WASHINGTON—The first case challenging a state statute restricting the activities of consumer assistance organizations authorized by the Affordable Care Act—has been filed in federal district court in Jefferson City, Missouri. The case, entitled St. Louis Effort for AIDS v. Huff, was filed last week by consumer organizations that are certified under the ACA to provide assistance to help uninsured Missourians obtain health insurance, physicians, and private individuals.
The plaintiffs allege that the Missouri statute both prevents them from providing the assistance the ACA requires them to provide to consumers, and prevents consumers from obtaining such assistance. They ask that the court enjoin the statute and declare it unconstitutional. The plaintiffs in the case are St. Louis Effort for AIDS; Planned Parenthood of the St. Louis Region and Southwest Missouri; Consumers Council of Missouri; Missouri Jobs with Justice; Jeanette Mott Oxford; Dr. Wayne Letizia; Dr. William Fogarty; and Chris Worth.
“Missouri has placed groups like St. Louis Effort for AIDS in an untenable situation: If they comply with the Missouri statutes, they can’t perform the duties the Affordable Care Act requires them to perform, but if they comply with the ACA and do perform those duties, they violate the Missouri law and are subject to thousands of dollars in penalties for doing so,” said plaintiff’s counsel Jay Angoff of Mehri & Skalet, a former Missouri Insurance Commissioner and head of ACA implementation at the HHS. “Those conflicts have created a culture of fear among the very people charged with helping Missourians comply with the new law.”
“The ACA provides clear and controlling rules for the scope, role and duties of Navigators and other consumer assisters,” said co-counsel Jane Perkins, legal director at the National Health Law Program (NHeLP). “Missouri’s law goes the unnecessary step to block the ability of consumer assisters to serve their intended function under the ACA—which is to help consumers navigate the new Marketplace and get enrolled in a qualified health insurance plan. Missouri is not only contravening the federal law, it is undermining and chilling enrollment efforts throughout the state.”
As stated in the complaint:
- The Missouri statute conflicts with the ACA, and prevents consumer assistance organizations from doing their jobs, because it prevents them from talking about the benefits, terms and features of health insurance plans. The complaint says these provisions violate the Supremacy Clause of the Constitution because they conflict with ACA provisions requiring consumer assistance organizations to provide impartial and timely information to consumers about all their health insurance options.

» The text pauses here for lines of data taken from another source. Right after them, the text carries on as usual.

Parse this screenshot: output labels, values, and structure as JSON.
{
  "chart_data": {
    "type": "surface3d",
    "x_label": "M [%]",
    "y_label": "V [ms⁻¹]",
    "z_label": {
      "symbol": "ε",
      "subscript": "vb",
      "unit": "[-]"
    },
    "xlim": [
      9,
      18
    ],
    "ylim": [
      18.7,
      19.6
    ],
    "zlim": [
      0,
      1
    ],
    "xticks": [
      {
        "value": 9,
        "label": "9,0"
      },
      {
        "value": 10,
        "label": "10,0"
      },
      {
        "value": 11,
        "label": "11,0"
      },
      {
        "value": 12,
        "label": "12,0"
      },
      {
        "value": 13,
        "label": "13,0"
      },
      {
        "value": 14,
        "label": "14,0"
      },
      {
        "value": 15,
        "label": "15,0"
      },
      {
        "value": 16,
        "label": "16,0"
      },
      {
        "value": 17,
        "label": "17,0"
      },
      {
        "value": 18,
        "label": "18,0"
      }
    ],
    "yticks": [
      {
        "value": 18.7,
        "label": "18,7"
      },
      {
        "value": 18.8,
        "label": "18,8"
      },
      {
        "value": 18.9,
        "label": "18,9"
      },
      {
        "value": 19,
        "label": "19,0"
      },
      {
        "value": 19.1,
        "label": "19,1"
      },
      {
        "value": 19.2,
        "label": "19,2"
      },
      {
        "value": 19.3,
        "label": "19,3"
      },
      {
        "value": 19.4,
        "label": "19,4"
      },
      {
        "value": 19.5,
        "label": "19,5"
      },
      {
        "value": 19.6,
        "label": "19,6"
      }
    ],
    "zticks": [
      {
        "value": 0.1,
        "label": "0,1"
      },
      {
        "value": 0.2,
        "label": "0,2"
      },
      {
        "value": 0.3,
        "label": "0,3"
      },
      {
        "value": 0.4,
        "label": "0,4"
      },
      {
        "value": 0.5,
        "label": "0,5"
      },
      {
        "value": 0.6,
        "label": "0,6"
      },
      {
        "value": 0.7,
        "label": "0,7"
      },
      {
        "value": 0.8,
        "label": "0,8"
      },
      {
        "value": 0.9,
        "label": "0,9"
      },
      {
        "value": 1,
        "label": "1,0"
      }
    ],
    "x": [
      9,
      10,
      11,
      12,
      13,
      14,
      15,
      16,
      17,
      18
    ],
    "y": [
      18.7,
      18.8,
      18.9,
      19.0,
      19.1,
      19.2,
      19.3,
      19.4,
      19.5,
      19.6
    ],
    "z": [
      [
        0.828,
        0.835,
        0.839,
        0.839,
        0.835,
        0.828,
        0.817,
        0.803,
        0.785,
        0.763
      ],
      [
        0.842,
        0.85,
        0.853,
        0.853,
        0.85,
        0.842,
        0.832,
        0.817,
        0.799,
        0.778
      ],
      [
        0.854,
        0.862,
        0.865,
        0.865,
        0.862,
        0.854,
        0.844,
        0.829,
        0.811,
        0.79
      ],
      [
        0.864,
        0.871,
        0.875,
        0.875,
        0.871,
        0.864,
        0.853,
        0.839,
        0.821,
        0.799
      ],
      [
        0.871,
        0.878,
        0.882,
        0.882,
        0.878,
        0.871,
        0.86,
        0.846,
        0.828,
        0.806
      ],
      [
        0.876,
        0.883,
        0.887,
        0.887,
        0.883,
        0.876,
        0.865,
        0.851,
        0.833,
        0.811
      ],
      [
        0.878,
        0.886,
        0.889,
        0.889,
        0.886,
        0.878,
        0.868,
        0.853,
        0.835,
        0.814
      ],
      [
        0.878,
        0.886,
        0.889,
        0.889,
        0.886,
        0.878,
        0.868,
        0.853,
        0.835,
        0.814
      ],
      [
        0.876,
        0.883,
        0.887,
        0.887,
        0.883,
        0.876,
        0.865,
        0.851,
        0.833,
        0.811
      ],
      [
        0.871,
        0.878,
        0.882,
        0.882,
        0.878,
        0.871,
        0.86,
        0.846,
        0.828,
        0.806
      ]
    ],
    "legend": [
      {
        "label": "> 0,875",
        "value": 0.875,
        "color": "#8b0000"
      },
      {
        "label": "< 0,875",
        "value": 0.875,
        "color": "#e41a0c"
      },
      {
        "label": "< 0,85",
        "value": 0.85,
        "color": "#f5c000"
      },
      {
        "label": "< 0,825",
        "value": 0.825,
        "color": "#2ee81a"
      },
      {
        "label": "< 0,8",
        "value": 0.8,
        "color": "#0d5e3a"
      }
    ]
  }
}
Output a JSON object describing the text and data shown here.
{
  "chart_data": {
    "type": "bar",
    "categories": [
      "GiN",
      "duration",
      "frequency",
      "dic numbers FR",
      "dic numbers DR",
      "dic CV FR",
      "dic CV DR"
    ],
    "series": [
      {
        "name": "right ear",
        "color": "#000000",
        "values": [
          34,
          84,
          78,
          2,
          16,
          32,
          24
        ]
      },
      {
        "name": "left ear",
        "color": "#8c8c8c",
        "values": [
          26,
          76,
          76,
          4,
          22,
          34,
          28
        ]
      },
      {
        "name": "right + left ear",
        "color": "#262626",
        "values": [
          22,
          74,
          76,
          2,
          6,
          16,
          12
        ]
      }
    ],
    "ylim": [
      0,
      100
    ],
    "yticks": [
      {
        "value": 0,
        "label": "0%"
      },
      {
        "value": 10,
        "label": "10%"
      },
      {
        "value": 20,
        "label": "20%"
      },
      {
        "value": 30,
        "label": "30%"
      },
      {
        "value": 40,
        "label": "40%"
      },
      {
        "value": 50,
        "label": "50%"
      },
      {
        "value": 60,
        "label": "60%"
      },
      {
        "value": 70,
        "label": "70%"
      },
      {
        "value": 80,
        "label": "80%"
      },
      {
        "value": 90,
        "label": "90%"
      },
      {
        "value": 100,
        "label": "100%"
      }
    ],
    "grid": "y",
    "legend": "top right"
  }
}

- The Missouri statute broadly requires private individuals and organizations that perform any service of a consumer assister—including discussing health insurance options–to be licensed by the Department. The complaint says that such a requirement is a restriction on speech that violates the First Amendment.
- The Missouri statute gives the Director of the Missouri Insurance Department the authority to penalize consumer assistance organizations not just for violating the state law but “for other good cause.” The complaint says that this violates the Due Process Clause of the Constitution, because it does not give consumer assistance organizations notice of the conduct they can be penalized for.